According to the report from the Center for the Study of Women in Television and Film at San Diego State University in 2011, women comprised 15% of writers on the prime-time dramas, comedies and reality shows on ABC, CBS, NBC, Fox and the CW, women were 11% of TV directors, women were 41% of all on-air characters, and women made up 25% of the people working as series creators, producers, executive producers, directors, writers, editors and directors of photography.

And while they have yet to release stats for 2012, I doubt any of those number shot up to 50%. So if this means we are “approaching peak vagina on TV than “peak vagina” is full of dicks.

And in regard to the “Enough, ladies. I get it. You have periods,” I'd like to know what channel all these period-focused programs Aronsohn is talking about are on? Is there a show called Aunt Flo’s House that I don’t know about? If so, I’d love to see it, because I get my period and sometimes I want to talk about it! Men are allowed to talk on stage, in movies, on TV about having big dicks, small dicks, soft dicks, hard dicks, jizz, masturbating, without anyone saying “Enough guys, we get it you have penises.”

We just want the right to talk about our lives openly and honestly and part of our lives is menstruating. But I am not complaining, I will deal with the immature and derogatory “jokes” made about periods because I love that I get my period, I fucking LOVE IT! And all men including Aronsohn should also learn to love periods because if it weren’t your mother’s ability to menstruate you wouldn’t have been able to be born. So show your mom how grateful you are for her 30-40 years of monthly crotch bleeding by degrading one of the most underrated miracles of life.
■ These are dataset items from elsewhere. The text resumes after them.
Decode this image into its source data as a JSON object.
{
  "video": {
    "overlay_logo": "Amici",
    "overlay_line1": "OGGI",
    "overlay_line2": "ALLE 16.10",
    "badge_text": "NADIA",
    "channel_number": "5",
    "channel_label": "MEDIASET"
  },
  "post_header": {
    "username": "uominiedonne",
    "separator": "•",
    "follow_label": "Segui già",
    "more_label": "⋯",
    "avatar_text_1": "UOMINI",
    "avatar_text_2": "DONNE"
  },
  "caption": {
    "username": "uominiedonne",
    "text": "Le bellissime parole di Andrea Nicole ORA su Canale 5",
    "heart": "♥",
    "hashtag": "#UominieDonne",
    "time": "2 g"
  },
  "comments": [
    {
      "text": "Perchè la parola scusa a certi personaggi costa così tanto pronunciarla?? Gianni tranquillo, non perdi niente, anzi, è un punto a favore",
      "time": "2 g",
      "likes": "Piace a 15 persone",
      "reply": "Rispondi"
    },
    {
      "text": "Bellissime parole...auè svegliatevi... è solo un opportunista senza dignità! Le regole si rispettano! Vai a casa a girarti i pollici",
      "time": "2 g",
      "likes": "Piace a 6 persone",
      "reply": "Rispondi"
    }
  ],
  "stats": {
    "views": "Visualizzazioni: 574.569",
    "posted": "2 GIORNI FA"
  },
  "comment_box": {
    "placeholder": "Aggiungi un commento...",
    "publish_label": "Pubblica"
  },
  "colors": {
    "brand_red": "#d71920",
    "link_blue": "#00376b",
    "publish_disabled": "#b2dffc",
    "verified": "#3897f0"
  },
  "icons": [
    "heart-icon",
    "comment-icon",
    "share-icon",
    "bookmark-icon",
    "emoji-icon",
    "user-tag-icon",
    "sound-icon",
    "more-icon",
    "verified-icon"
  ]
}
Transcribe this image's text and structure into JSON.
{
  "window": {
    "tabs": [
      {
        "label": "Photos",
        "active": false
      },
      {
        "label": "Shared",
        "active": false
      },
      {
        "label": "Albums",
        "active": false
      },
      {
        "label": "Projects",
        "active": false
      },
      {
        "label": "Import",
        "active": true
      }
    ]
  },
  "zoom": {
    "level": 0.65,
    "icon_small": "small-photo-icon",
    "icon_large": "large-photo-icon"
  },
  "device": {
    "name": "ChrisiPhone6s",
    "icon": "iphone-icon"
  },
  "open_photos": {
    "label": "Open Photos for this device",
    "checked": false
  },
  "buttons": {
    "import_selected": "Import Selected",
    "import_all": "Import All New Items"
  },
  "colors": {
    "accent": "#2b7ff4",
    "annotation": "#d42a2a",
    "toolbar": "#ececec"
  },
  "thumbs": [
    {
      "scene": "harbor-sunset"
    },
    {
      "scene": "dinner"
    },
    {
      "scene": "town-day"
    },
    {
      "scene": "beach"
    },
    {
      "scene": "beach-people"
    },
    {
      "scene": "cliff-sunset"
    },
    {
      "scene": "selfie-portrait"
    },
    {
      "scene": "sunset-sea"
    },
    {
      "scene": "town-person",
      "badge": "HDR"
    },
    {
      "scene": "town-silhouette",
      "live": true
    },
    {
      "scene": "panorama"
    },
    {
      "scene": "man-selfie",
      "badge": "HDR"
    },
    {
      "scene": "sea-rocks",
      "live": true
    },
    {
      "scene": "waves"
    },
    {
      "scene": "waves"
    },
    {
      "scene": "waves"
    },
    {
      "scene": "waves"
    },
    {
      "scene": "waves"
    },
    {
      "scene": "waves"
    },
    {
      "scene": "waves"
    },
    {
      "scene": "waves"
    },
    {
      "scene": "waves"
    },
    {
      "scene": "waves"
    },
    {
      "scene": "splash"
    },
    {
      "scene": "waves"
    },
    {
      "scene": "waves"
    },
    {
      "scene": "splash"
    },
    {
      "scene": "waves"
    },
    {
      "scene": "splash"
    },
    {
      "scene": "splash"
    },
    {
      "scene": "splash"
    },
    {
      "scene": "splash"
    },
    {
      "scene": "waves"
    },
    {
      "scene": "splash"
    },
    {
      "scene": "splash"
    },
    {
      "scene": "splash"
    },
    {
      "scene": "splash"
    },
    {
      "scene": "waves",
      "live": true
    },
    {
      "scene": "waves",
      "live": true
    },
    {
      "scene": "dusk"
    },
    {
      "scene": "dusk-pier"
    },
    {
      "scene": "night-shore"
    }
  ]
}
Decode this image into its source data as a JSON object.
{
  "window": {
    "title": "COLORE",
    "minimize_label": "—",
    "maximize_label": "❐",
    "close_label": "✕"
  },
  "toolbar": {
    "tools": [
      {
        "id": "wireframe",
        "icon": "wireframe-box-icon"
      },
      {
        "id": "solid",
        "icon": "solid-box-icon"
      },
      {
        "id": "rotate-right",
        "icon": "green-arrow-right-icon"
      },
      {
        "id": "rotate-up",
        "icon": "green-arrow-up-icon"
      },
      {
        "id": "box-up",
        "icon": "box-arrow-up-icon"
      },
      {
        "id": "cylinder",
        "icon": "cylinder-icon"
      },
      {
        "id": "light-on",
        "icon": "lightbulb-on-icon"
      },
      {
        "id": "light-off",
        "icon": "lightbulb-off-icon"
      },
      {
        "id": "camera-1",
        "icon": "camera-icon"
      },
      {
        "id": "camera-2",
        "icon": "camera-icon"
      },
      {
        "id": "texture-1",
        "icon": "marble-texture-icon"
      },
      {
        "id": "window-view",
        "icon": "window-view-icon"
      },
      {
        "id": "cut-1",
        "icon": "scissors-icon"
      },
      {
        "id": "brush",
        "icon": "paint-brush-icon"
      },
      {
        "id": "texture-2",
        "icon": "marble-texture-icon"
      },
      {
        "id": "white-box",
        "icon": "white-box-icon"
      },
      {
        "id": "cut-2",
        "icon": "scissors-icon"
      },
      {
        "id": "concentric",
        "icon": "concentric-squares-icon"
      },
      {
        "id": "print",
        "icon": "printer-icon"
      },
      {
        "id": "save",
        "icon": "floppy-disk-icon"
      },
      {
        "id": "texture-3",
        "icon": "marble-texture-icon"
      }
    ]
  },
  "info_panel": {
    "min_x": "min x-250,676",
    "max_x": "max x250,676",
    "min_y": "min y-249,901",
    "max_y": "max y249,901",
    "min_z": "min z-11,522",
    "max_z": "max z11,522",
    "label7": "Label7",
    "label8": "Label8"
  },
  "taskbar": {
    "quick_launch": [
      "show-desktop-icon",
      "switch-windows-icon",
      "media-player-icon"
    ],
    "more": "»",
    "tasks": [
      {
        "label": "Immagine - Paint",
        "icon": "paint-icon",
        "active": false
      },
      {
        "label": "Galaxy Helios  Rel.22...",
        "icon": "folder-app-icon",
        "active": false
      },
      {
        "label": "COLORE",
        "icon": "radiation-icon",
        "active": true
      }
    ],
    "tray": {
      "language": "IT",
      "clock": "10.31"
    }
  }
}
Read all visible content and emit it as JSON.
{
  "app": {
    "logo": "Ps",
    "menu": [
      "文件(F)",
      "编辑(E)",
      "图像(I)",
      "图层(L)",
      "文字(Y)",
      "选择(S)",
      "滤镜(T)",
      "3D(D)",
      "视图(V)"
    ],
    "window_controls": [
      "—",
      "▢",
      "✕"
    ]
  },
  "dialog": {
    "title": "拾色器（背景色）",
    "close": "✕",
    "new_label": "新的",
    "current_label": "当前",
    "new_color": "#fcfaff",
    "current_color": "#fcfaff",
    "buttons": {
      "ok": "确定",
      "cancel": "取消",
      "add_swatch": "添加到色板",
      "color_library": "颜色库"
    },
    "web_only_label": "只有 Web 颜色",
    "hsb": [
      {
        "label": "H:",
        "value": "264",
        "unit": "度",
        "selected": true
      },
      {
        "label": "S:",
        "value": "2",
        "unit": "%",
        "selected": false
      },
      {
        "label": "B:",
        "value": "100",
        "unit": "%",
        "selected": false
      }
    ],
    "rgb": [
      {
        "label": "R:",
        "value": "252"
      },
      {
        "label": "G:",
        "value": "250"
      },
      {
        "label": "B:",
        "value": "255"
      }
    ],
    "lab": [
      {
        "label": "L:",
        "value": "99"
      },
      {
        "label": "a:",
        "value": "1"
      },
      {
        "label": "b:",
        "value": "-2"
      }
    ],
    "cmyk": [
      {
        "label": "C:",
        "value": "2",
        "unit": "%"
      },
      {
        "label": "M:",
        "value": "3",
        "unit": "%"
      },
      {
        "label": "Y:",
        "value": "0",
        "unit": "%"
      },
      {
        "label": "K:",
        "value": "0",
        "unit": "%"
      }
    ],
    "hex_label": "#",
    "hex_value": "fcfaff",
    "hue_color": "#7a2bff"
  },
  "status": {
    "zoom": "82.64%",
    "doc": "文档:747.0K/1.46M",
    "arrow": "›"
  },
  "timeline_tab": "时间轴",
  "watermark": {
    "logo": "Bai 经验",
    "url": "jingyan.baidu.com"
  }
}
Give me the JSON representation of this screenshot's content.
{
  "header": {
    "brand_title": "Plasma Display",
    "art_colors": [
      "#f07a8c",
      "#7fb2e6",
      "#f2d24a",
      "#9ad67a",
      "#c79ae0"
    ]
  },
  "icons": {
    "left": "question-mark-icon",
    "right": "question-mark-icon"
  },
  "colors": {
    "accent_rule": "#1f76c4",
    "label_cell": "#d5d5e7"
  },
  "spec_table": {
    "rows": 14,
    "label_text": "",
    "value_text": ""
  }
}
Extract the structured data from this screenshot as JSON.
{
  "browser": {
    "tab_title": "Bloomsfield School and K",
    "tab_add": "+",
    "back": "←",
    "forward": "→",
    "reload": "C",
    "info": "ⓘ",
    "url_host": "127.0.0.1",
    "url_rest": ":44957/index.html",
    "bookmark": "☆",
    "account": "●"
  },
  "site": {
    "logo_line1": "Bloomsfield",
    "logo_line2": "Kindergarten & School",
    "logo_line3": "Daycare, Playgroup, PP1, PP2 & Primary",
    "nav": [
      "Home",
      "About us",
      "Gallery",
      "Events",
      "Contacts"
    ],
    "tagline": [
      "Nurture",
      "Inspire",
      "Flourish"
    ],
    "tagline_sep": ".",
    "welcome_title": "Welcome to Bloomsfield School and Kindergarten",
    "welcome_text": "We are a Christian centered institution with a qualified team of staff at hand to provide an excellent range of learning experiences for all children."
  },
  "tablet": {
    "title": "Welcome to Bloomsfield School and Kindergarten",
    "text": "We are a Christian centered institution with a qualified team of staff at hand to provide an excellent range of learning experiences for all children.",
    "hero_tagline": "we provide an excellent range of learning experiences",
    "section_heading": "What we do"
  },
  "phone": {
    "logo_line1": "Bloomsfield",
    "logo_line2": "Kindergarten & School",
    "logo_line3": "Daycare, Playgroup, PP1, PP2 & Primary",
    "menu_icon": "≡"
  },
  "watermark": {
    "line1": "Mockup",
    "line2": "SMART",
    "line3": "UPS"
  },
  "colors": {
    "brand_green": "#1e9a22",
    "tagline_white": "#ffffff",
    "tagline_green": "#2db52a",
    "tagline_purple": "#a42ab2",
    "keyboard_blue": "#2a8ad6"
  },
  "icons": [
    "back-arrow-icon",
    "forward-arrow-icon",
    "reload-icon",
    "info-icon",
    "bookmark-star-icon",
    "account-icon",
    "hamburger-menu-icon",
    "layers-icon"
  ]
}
Sadly, while searching the web for articles and reactions to Aronsohn’s comments I found some women who Tweeted in defense of Aronsohn. I saw this on one woman’s feed “He doesn't hate women, he hates how shitty women's shows have become,” “Aronsohn directly referred to shows like Whitney and Chelsea, NOT 30 Rock or P&R. Trashy, vagina-joke-filled shows, not good ones.”

And my favorite “He’s criticizing anti-feminist trash that's on TV now.” If Arohnson wanted to make a statement against anti-feminist trash, he shouldn’t use anti-feminist words to say it.

And what's a "woman's show," anyway? A show that is created by or stars a woman? What's wrong with vagina jokes? And by comparing "30 Rock" and "Parks & Rec," to "Whitney" and "Chelsea," aren't we just doing the thing we always do with women -- pitting them against each other?

But what do I know? I’m just a gal who has the lofty idea that to use my talent and humor to make people feel good and make the world better and not worse. Perhaps I’d be more successful if I bro-ed myself up and only made jokes about stuff that entices men and cuts down women so I can be considered safe and one of the boys. But that’s not me.

One of my favorite quotes about comedy and women comes from comedian and Conan writer Laurie Kilmartin in Marie Claire “I think guys get on stage to get laid, and women get on stage to get heard.” Now that to me is a great example of making a joke to make a point.

So if you’re someone who has been blessed with the ability to speak to people through TV, film, music, books, magazines, newspapers, blogs, politics, the stage, even at dinner, or anywhere where you can be heard, please try to say something original, useful and maybe even kind. And if saying that I value kindness somehow makes me less of a comic and more of a bleeding heart, fine.

My bleeding heart will go nicely with my bleeding vagina.